Post by coolieman2 on Fri Sep 12, 2014 10:35 am

Sorry for a late response.

Okay, for a "Meh" title, it's quite inspiring. Very Happy And I would agree on you on all points, and I like it, but again, I'm afraid it's been neglected. Maybe that's just me(Hence me being quite inactive). Not only have I also thought that designing is harder than doing the actual work, but I also agree that the old game has an "Aura" to it that makes it more atmospheric and cozy. I think we should strip all the code down a little further, and think it through, it's pretty frustrating, but if we take a second to understand what the old game had that made it so amazing, and apply them to the new game, wasn't the new game's objective to be less messy so we could update faster? Maybe I didn't like the fact that bronze took too long to get in the old game, I still had fun, I also like that it was challenging, so maybe we don't have to go so far after all, only apply what's needed. I'm not limiting what features we implement, but how we implement them. We need to think more about how the game is going to work in general, get the whole big picture ready, try to see what works, fix bugs, then to update.
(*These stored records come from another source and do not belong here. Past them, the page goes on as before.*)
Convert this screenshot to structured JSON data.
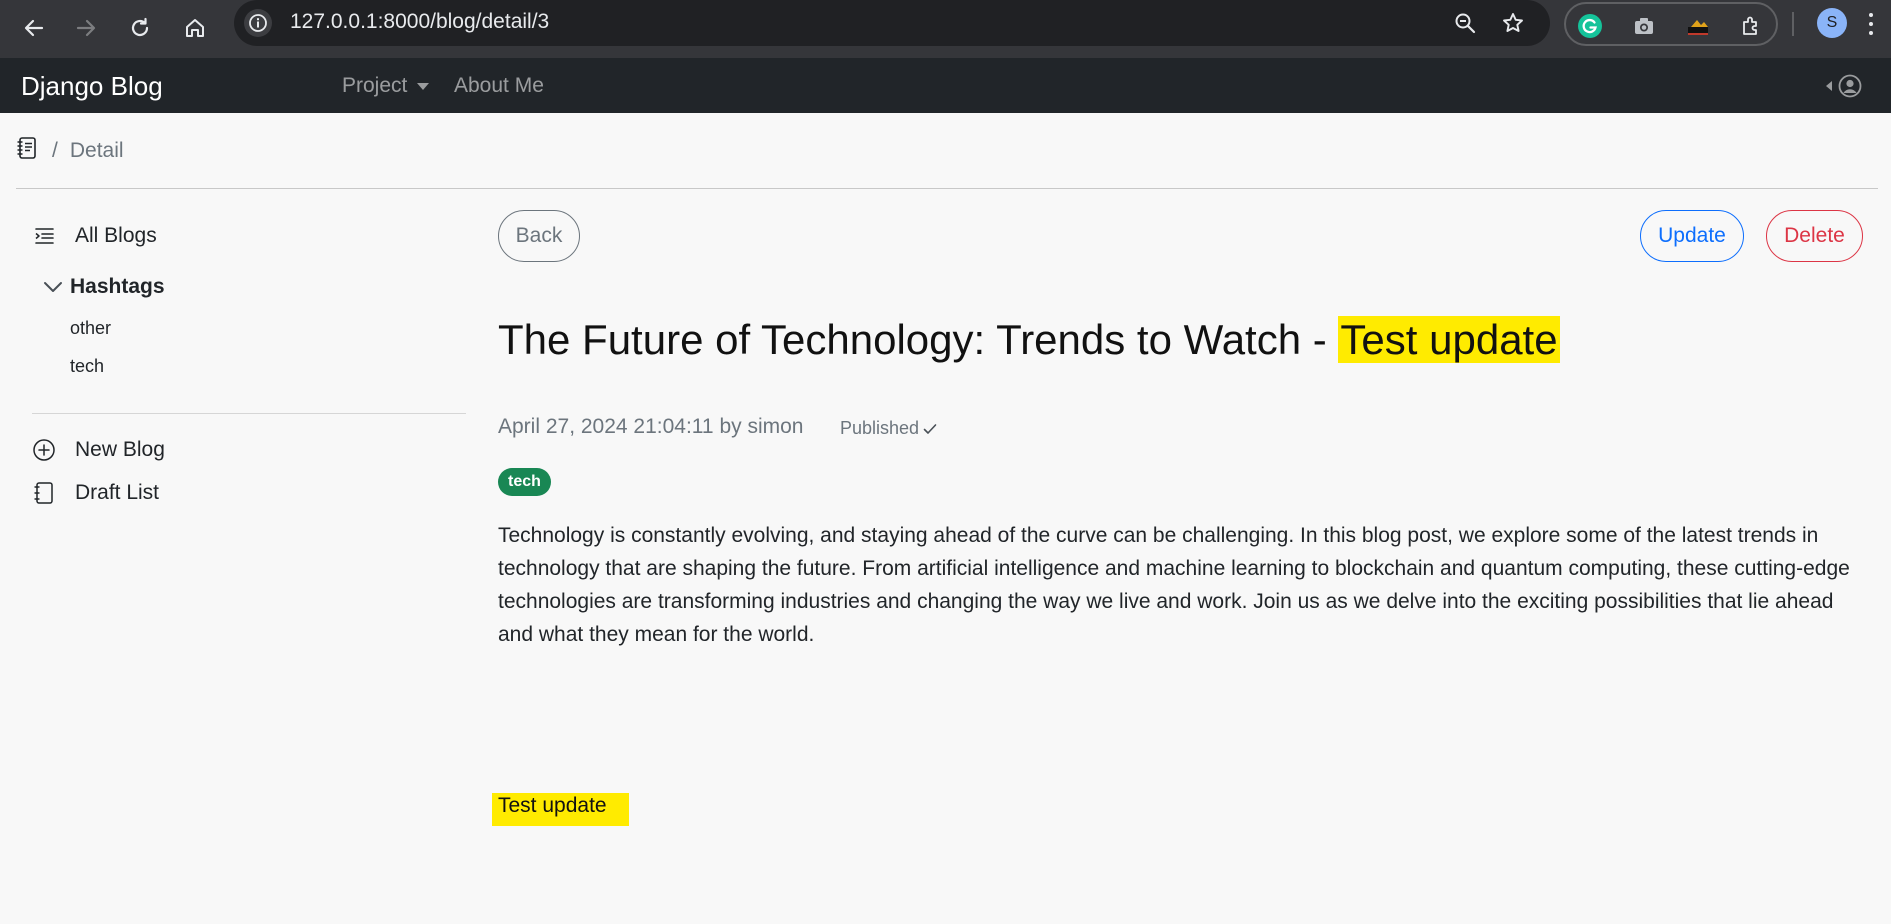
{
  "browser": {
    "url": "127.0.0.1:8000/blog/detail/3",
    "profile_initial": "S"
  },
  "navbar": {
    "brand": "Django Blog",
    "links": [
      "Project",
      "About Me"
    ]
  },
  "breadcrumb": {
    "separator": "/",
    "current": "Detail"
  },
  "sidebar": {
    "all_blogs": "All Blogs",
    "hashtags_label": "Hashtags",
    "hashtags": [
      "other",
      "tech"
    ],
    "new_blog": "New Blog",
    "draft_list": "Draft List"
  },
  "actions": {
    "back": "Back",
    "update": "Update",
    "delete": "Delete"
  },
  "post": {
    "title_main": "The Future of Technology: Trends to Watch - ",
    "title_highlight": "Test update",
    "meta": "April 27, 2024 21:04:11 by simon",
    "status": "Published",
    "tag": "tech",
    "body": "Technology is constantly evolving, and staying ahead of the curve can be challenging. In this blog post, we explore some of the latest trends in technology that are shaping the future. From artificial intelligence and machine learning to blockchain and quantum computing, these cutting-edge technologies are transforming industries and changing the way we live and work. Join us as we delve into the exciting possibilities that lie ahead and what they mean for the world.",
    "footer_note": "Test update"
  },
  "colors": {
    "navbar_bg": "#212529",
    "highlight": "#ffeb00",
    "primary": "#0d6efd",
    "danger": "#dc3545",
    "success": "#198754",
    "secondary": "#6c757d"
  }
}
I'm saying that, you can keep the framework, which will help us a lot, just don't get ahead of yourself implementing hundreds of features without thinking twice about them, you can make them beta to get feedback on how to balance it, then you can apply the balance corrections one at a time, see how good they react, apply more changes if needed. So you want to make the controls less confusing, go ahead, see what works, apply those things, and upload it, see if it works. That's the whole point of beta, telling everyone that it is still under development so they can give you feedback, let's say you add an advanced metallurgy system, you upload it, it works great, but for example the solidification time for the metal is too long, or that a certain ore is too rare or too common.

SUMMARY:
Try to apply what is necessary, or what you want. See if the community likes it, and act accordingly.